Pewarta : Iwan Brata
Kabupaten Muara Enim – Sebagai tindak lanjut dari Rapat Koordinasi Penanganan dan Pengamanan Hari Raya Iedul Fitri 1442 H ditengah pandemi Covid-19 bersama Forkompinda Muara Enim, Pemerintah Kecamatan Semende Darat Laut (SDL) melakukan Rakor serupa, Kamis (06/05/2021), bertempat di Kantor Camat SDL
Hadir dalam Rakor tersebut, Edi Suprianto,SP.,M.Si, Camat SDL, Kapt.Inf Efrizal, Danramil 06 Semendo), Iptu Hery, Kapolsek Semendo, Nurbaiti, Kepala Puskesmas Pulau Panggung, Munawardi, Kepala KUA SDL, Ket.MUI SDL, Tokoh Adat, Sekcam dan Kasi Kec.SDL dan para Kepala Desa se Kec.SDL.
Sesuai hasil Rakor dengan Forkompinda Kab.Muara Enim, dimana sampai saat ini wabah pandemi virus corona (Covid-19) nyata dan benar adanya, dan di Kab.Muara Enim terdapat dua Kecamatan yang berada di Zona Merah.
“Kec.SDL sampai saat ini berada di zona hijau, keadaan yang demikian harus kita pertahankan dengan penerapan prokes yang ketat,” ucap Camat SDL, Edi Suprianto saat memberi sambutan.
Ditambahkan, langkah – langkah yang akan diambil untuk mempertahankan kondisi tersebut adalah dengan, meningkatkan fungsi dari posko PPKM berskala Micro mulai dari tingkat desa.

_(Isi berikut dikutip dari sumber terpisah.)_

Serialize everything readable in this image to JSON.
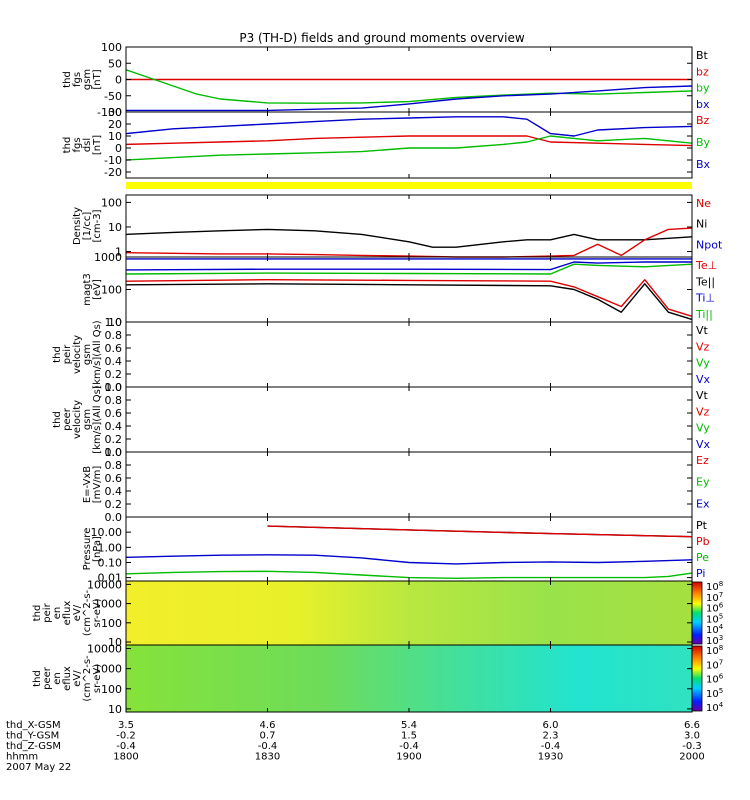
{
  "chart_data": {
    "type": "line",
    "title": "P3 (TH-D) fields and ground moments overview",
    "x_axis": {
      "time_ticks": [
        "1800",
        "1830",
        "1900",
        "1930",
        "2000"
      ],
      "ephemeris": [
        {
          "name": "thd_X-GSM",
          "values": [
            "3.5",
            "4.6",
            "5.4",
            "6.0",
            "6.6"
          ]
        },
        {
          "name": "thd_Y-GSM",
          "values": [
            "-0.2",
            "0.7",
            "1.5",
            "2.3",
            "3.0"
          ]
        },
        {
          "name": "thd_Z-GSM",
          "values": [
            "-0.4",
            "-0.4",
            "-0.4",
            "-0.4",
            "-0.3"
          ]
        },
        {
          "name": "hhmm",
          "values": [
            "1800",
            "1830",
            "1900",
            "1930",
            "2000"
          ]
        }
      ],
      "date": "2007 May 22"
    },
    "panels": [
      {
        "id": "fgs_gsm",
        "ylabel": [
          "thd",
          "fgs",
          "gsm",
          "[nT]"
        ],
        "scale": "linear",
        "ylim": [
          -100,
          100
        ],
        "ticks": [
          "100",
          "50",
          "0",
          "-50",
          "-100"
        ],
        "legend": [
          {
            "name": "Bt",
            "color": "#000000"
          },
          {
            "name": "bz",
            "color": "#dd0000"
          },
          {
            "name": "by",
            "color": "#00bb00"
          },
          {
            "name": "bx",
            "color": "#0000cc"
          }
        ],
        "series": [
          {
            "name": "bz",
            "color": "#dd0000",
            "x": [
              1800,
              1830,
              1900,
              1930,
              2000
            ],
            "y": [
              0,
              0,
              0,
              0,
              0
            ]
          },
          {
            "name": "by",
            "color": "#00bb00",
            "x": [
              1800,
              1805,
              1810,
              1815,
              1820,
              1830,
              1840,
              1850,
              1900,
              1910,
              1920,
              1930,
              1940,
              1950,
              2000
            ],
            "y": [
              30,
              5,
              -20,
              -45,
              -60,
              -72,
              -73,
              -72,
              -68,
              -55,
              -48,
              -42,
              -45,
              -40,
              -35
            ]
          },
          {
            "name": "bx",
            "color": "#0000cc",
            "x": [
              1800,
              1830,
              1850,
              1900,
              1910,
              1920,
              1930,
              1940,
              1950,
              2000
            ],
            "y": [
              -95,
              -95,
              -88,
              -75,
              -60,
              -50,
              -45,
              -35,
              -25,
              -20
            ]
          }
        ]
      },
      {
        "id": "fgs_dsl",
        "ylabel": [
          "thd",
          "fgs",
          "dsl",
          "[nT]"
        ],
        "scale": "linear",
        "ylim": [
          -25,
          30
        ],
        "ticks": [
          "30",
          "20",
          "10",
          "0",
          "-10",
          "-20"
        ],
        "legend": [
          {
            "name": "Bz",
            "color": "#dd0000"
          },
          {
            "name": "By",
            "color": "#00bb00"
          },
          {
            "name": "Bx",
            "color": "#0000cc"
          }
        ],
        "series": [
          {
            "name": "Bz",
            "color": "#dd0000",
            "x": [
              1800,
              1810,
              1820,
              1830,
              1840,
              1850,
              1900,
              1910,
              1920,
              1925,
              1930,
              1940,
              1950,
              2000
            ],
            "y": [
              3,
              4,
              5,
              6,
              8,
              9,
              10,
              10,
              10,
              10,
              5,
              4,
              3,
              2
            ]
          },
          {
            "name": "By",
            "color": "#00bb00",
            "x": [
              1800,
              1810,
              1820,
              1830,
              1840,
              1850,
              1900,
              1910,
              1920,
              1925,
              1930,
              1935,
              1940,
              1950,
              2000
            ],
            "y": [
              -10,
              -8,
              -6,
              -5,
              -4,
              -3,
              0,
              0,
              3,
              5,
              10,
              8,
              6,
              8,
              4
            ]
          },
          {
            "name": "Bx",
            "color": "#0000cc",
            "x": [
              1800,
              1810,
              1820,
              1830,
              1840,
              1850,
              1900,
              1910,
              1920,
              1925,
              1930,
              1935,
              1940,
              1950,
              2000
            ],
            "y": [
              12,
              16,
              18,
              20,
              22,
              24,
              25,
              26,
              26,
              24,
              12,
              10,
              15,
              17,
              18
            ]
          }
        ]
      },
      {
        "id": "status_bar",
        "ylabel": [],
        "color": "#ffff00"
      },
      {
        "id": "density",
        "ylabel": [
          "Density",
          "[1/cc]",
          "[cm-3]"
        ],
        "scale": "log",
        "ylim": [
          0.6,
          200
        ],
        "ticks": [
          "100",
          "10",
          "1"
        ],
        "legend": [
          {
            "name": "Ne",
            "color": "#dd0000"
          },
          {
            "name": "Ni",
            "color": "#000000"
          },
          {
            "name": "Npot",
            "color": "#0000cc"
          }
        ],
        "series": [
          {
            "name": "Ni",
            "color": "#000000",
            "x": [
              1800,
              1810,
              1820,
              1830,
              1840,
              1850,
              1900,
              1905,
              1910,
              1920,
              1925,
              1930,
              1935,
              1940,
              1950,
              2000
            ],
            "y": [
              5,
              6,
              7,
              8,
              7,
              5,
              2.5,
              1.5,
              1.5,
              2.5,
              3,
              3,
              5,
              3,
              3,
              4
            ]
          },
          {
            "name": "Ne",
            "color": "#dd0000",
            "x": [
              1800,
              1810,
              1820,
              1830,
              1840,
              1850,
              1900,
              1910,
              1920,
              1930,
              1935,
              1940,
              1945,
              1950,
              1955,
              2000
            ],
            "y": [
              0.9,
              0.85,
              0.8,
              0.8,
              0.75,
              0.7,
              0.65,
              0.6,
              0.6,
              0.65,
              0.7,
              2,
              0.7,
              3,
              8,
              9
            ]
          },
          {
            "name": "Npot",
            "color": "#0000cc",
            "x": [
              1800,
              2000
            ],
            "y": [
              0.5,
              0.5
            ]
          }
        ]
      },
      {
        "id": "temperature",
        "ylabel": [
          "magt3",
          "[eV]"
        ],
        "scale": "log",
        "ylim": [
          10,
          1000
        ],
        "ticks": [
          "1000",
          "100",
          "10"
        ],
        "legend": [
          {
            "name": "Te⊥",
            "color": "#dd0000"
          },
          {
            "name": "Te||",
            "color": "#000000"
          },
          {
            "name": "Ti⊥",
            "color": "#0000cc"
          },
          {
            "name": "Ti||",
            "color": "#00bb00"
          }
        ],
        "series": [
          {
            "name": "Ti⊥",
            "color": "#0000cc",
            "x": [
              1800,
              1830,
              1900,
              1930,
              1935,
              1940,
              1950,
              2000
            ],
            "y": [
              400,
              420,
              420,
              410,
              700,
              650,
              700,
              700
            ]
          },
          {
            "name": "Ti||",
            "color": "#00bb00",
            "x": [
              1800,
              1830,
              1900,
              1930,
              1935,
              1940,
              1950,
              2000
            ],
            "y": [
              300,
              320,
              310,
              300,
              600,
              550,
              500,
              600
            ]
          },
          {
            "name": "Te⊥",
            "color": "#dd0000",
            "x": [
              1800,
              1830,
              1900,
              1930,
              1935,
              1940,
              1945,
              1950,
              1955,
              2000
            ],
            "y": [
              180,
              200,
              190,
              180,
              120,
              60,
              30,
              200,
              25,
              15
            ]
          },
          {
            "name": "Te||",
            "color": "#000000",
            "x": [
              1800,
              1830,
              1900,
              1930,
              1935,
              1940,
              1945,
              1950,
              1955,
              2000
            ],
            "y": [
              140,
              150,
              140,
              130,
              100,
              50,
              20,
              150,
              20,
              12
            ]
          }
        ]
      },
      {
        "id": "peir_velocity",
        "ylabel": [
          "thd",
          "peir",
          "velocity",
          "gsm",
          "[km/s](All Qs)"
        ],
        "scale": "linear",
        "ylim": [
          0,
          1
        ],
        "ticks": [
          "1.0",
          "0.8",
          "0.6",
          "0.4",
          "0.2",
          "0.0"
        ],
        "legend": [
          {
            "name": "Vt",
            "color": "#000000"
          },
          {
            "name": "Vz",
            "color": "#dd0000"
          },
          {
            "name": "Vy",
            "color": "#00bb00"
          },
          {
            "name": "Vx",
            "color": "#0000cc"
          }
        ],
        "series": []
      },
      {
        "id": "peer_velocity",
        "ylabel": [
          "thd",
          "peer",
          "velocity",
          "gsm",
          "[km/s](All Qs)"
        ],
        "scale": "linear",
        "ylim": [
          0,
          1
        ],
        "ticks": [
          "1.0",
          "0.8",
          "0.6",
          "0.4",
          "0.2",
          "0.0"
        ],
        "legend": [
          {
            "name": "Vt",
            "color": "#000000"
          },
          {
            "name": "Vz",
            "color": "#dd0000"
          },
          {
            "name": "Vy",
            "color": "#00bb00"
          },
          {
            "name": "Vx",
            "color": "#0000cc"
          }
        ],
        "series": []
      },
      {
        "id": "efield",
        "ylabel": [
          "E=-VxB",
          "[mV/m]"
        ],
        "scale": "linear",
        "ylim": [
          0,
          1
        ],
        "ticks": [
          "1.0",
          "0.8",
          "0.6",
          "0.4",
          "0.2",
          "0.0"
        ],
        "legend": [
          {
            "name": "Ez",
            "color": "#dd0000"
          },
          {
            "name": "Ey",
            "color": "#00bb00"
          },
          {
            "name": "Ex",
            "color": "#0000cc"
          }
        ],
        "series": []
      },
      {
        "id": "pressure",
        "ylabel": [
          "Pressure",
          "[nPa]"
        ],
        "scale": "log",
        "ylim": [
          0.006,
          100
        ],
        "ticks": [
          "10.00",
          "1.00",
          "0.10",
          "0.01"
        ],
        "legend": [
          {
            "name": "Pt",
            "color": "#000000"
          },
          {
            "name": "Pb",
            "color": "#dd0000"
          },
          {
            "name": "Pe",
            "color": "#00bb00"
          },
          {
            "name": "Pi",
            "color": "#0000cc"
          }
        ],
        "series": [
          {
            "name": "Pt",
            "color": "#000000",
            "x": [
              1830,
              1900,
              1930,
              2000
            ],
            "y": [
              25,
              14,
              8,
              5
            ]
          },
          {
            "name": "Pb",
            "color": "#dd0000",
            "x": [
              1830,
              1900,
              1930,
              2000
            ],
            "y": [
              25,
              14,
              8,
              5
            ]
          },
          {
            "name": "Pi",
            "color": "#0000cc",
            "x": [
              1800,
              1810,
              1820,
              1830,
              1840,
              1850,
              1900,
              1910,
              1920,
              1930,
              1940,
              1950,
              2000
            ],
            "y": [
              0.22,
              0.26,
              0.3,
              0.32,
              0.3,
              0.2,
              0.1,
              0.08,
              0.1,
              0.11,
              0.1,
              0.12,
              0.15
            ]
          },
          {
            "name": "Pe",
            "color": "#00bb00",
            "x": [
              1800,
              1810,
              1820,
              1830,
              1840,
              1850,
              1900,
              1910,
              1920,
              1930,
              1940,
              1950,
              1955,
              2000
            ],
            "y": [
              0.018,
              0.022,
              0.025,
              0.026,
              0.022,
              0.015,
              0.01,
              0.009,
              0.01,
              0.01,
              0.01,
              0.01,
              0.012,
              0.02
            ]
          }
        ]
      },
      {
        "id": "peir_eflux",
        "type": "heatmap",
        "ylabel": [
          "thd",
          "peir",
          "en",
          "eflux",
          "eV/",
          "(cm^2-s-",
          "sr-eV)"
        ],
        "scale": "log",
        "ylim": [
          7,
          15000
        ],
        "ticks": [
          "10000",
          "1000",
          "100",
          "10"
        ],
        "colorbar": {
          "labels": [
            "10^8",
            "10^7",
            "10^6",
            "10^5",
            "10^4",
            "10^3"
          ]
        }
      },
      {
        "id": "peer_eflux",
        "type": "heatmap",
        "ylabel": [
          "thd",
          "peer",
          "en",
          "eflux",
          "eV/",
          "(cm^2-s-",
          "sr-eV)"
        ],
        "scale": "log",
        "ylim": [
          7,
          15000
        ],
        "ticks": [
          "10000",
          "1000",
          "100",
          "10"
        ],
        "colorbar": {
          "labels": [
            "10^8",
            "10^7",
            "10^6",
            "10^5",
            "10^4"
          ]
        }
      }
    ]
  }
}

Selanjutnya dengan memanfaatkan 8% DD semaksimal mungkin, memperketat mobilisasi penduduk disaat sebelum, saat pelaksanaan idul fitri dan sesudah Idul Fitri.
“Waktu yang ada sebelum Idul Fitri kita manfàtkan untuk memfungsikan posko PPKM yang telah ada dengan melakukan penyemprotan desinfektan,” katanya.
Sementara Kapolsek SDL mengatakan, berada pada Zona Hijau, bukan berarri kita santai menghadapinya, “Kita tetap kerja keras untuk mengedukasi masyarakat agar menerapkan Prokes secara ketat, seperti menyiapkan tempat cuci tangan di depan masjid, dan menyediakan Posko PPKM.
“Rumah isolasi yang sudah ada di setiap desa harus difungsikan dengan baik, masyarakat dilarang untuk melakukan Takbir Keliling,” tandasnya.
Ungkapan senada disampaikan Danramil SDL, “Kegiatan ini harus dilaksanakan dengan baik dan ikhlas, jangan terlena dengan status zona hijau, laksanakan Posko seperti tahun sebelumnya,” ucapnya.
Selanjutnya Kepala KUA SDL menyampaikan tata cara pelaksanaan perayaan Idul Fitri 1442 H, antara lain, Shalat Idul Fitri 1442 H dapat dilaksanakan di zona hijau dengan prokes yang ketat, takbir keliling dilarang, dan jamaah Sholat Ied harus pake masker.
“Masker agar disiapkan oleh pemerintah desa, kemudian Sajadah dibawa sendiri dari rumah oleh jamaah, Kapasitas jamaah hanya 50%, khotbah idul fitri disingkat dan saat keluar masjid jangan sampai ada kerumunan di pintu keluar masjid, Zakat fitrah dapat melalui Badan Amil Zakat dan Open House ditiadakan,” ungkapnya.